Warga Wonodri Semarang Temukan Teknologi Olah Sampah Sederhana, Sulap Sampah Organik jadi Media Tanam
SEMARANG [Berlianmedia]– Warga Wonodri, Kecamatan Semarang Selatan, Kota Semarang menemukan teknologi mengolah sampah sederhana, dari sampak organik rumah tangga menjadi media tanam, sesuai harapan pemerintah dalam upaya pengembangan dan inovasi produk, yang dikreasikan oleh warganya.
Namun, peran pemerintah tidak hanya sekedar membuat lomba kreasi, namun pemerintah selayaknya menindaklanjuti dengan program pengembangan dan mungkin juga pelatihan. Sehingga, inovasi yang diciptakan warganya dapat ‘menular’ diikuti dengan berkembangnya inovasi ke warga lainnya.
Seperti inovasi yang diciptakan oleh Kis Gantoro (57), warga RT 05 RW II Wonodri ini yang berhasil menciptakan inovasi produk pengolahan sampah organik.
“Saya mencoba mengolah sampah organik rumah tangga dengan teknologi sederhana yang harapannya bisa dimanfaatkan oleh warga,” ujarnya.
Dengan memanfaatkan galon bekas air mineral, ragi dan tanah, sampah organik yang diolahnya, dirubah menjadi media tanam siap pakai.
Jika biasanya pengolahan sampah organik dirubah menjadi kompos, namun di tangan lelaki lulusan Teknologi Pertanian UGM itu, diubah langsung menjadi media tanam.
“Jadi nanti tidak perlu pupuk lagi, cukup sampah organik atau sisa daun. Dan waktunya cukup pendek, sekitar 3 minggu sudah bisa dipanen,” imbuh Kis Gantoro yang juga merupakan Sekretaris RW II Wonodri.
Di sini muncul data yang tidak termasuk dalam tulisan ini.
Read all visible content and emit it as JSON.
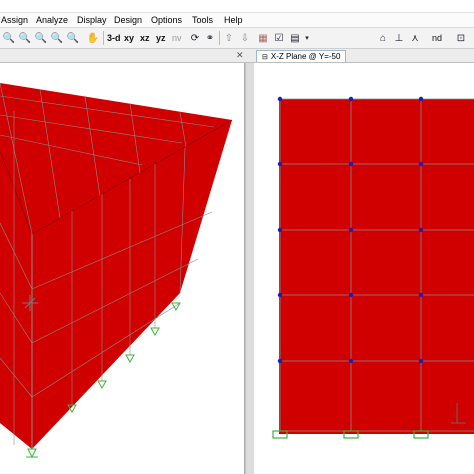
{
  "menu": {
    "items": [
      "Assign",
      "Analyze",
      "Display",
      "Design",
      "Options",
      "Tools",
      "Help"
    ]
  },
  "toolbar": {
    "view_3d": "3-d",
    "view_xy": "xy",
    "view_xz": "xz",
    "view_yz": "yz",
    "view_nv": "nv",
    "right_label": "nd"
  },
  "tabs": {
    "right_title": "X-Z Plane @ Y=-50"
  },
  "model": {
    "fill_color": "#d10000",
    "grid_color": "#8a8a8a",
    "joint_color": "#1d1db5",
    "support_color": "#3cb43c"
  }
}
Soal teknik pembuatan, tidak perlu risau karena memang didesain sangat sederhana dan simpel dipraktikkan oleh warga.
Awalnya, cukup siapkan bekas galon air mineral yang dipotong ujungnya, namun dengan tetap menyisakan ujung sebagai tutup nantinya.
Setelah itu, masukkan sampah organik seperti sisa sayuran hasil olahan rumah tangga dan juga tulang-tulang kecil sisa ikan atau ayam, bisa juga sampah daun.
Namun disarankan, tidak menggunakan tulang-tulang yang besar, seperti tulang sapi atau tulang kambing, karena akan lama proses penguraiannya.
Kemudian, masukkan ragi khusus untuk sampah (Trichoderma dan Aspergillus niger) lalu tumpuk tanah di atasnya.
“Tidak perlu diaduk, biarkan saja selama tanahnya sudah menutup semua sampah di bawahnya,” imbuh Pak Kis, sapaan akrabnya.
Menariknya, teknologi yang diciptakan Kis Gantoro itu tidak berbau, tidak berair dan tidak memunculkan maggot, sehingga tidak akan dikerubuti lalat.
Atas upayanya mengkreasikan teknologi pengolahan sampah, Kis Gantoro dianugerahi dengan penghargaan Juara 2 Kreanova tahun 2023, yang digelar Pemkot Semarang dan Brida (Badan Riset dan Inovasi Daerah).
“Di tahun 2019 saya juga pernah meraih juara 2 Kreanova atas inovasi kreasi membuat vertical garden,” ujarnya bangga.
Sayang, lomba hanya sekedar lomba karena Pemkot Semarang tidak berupaya lebih jauh mengembangkan inovasi warganya.
Tidak adanya pelatihan lanjutan bagi warga, kurangnya pemasaran serta sosialisasi dari kreasi warga, menjadikan temuan Kis Gantoro mandeg.
Padahal Walikota Agustina Wilujeng saat ini sangat serius dengan isu lingkungan dimana salah satu programnya adalah pilah sampah di tingkat rumah tangga.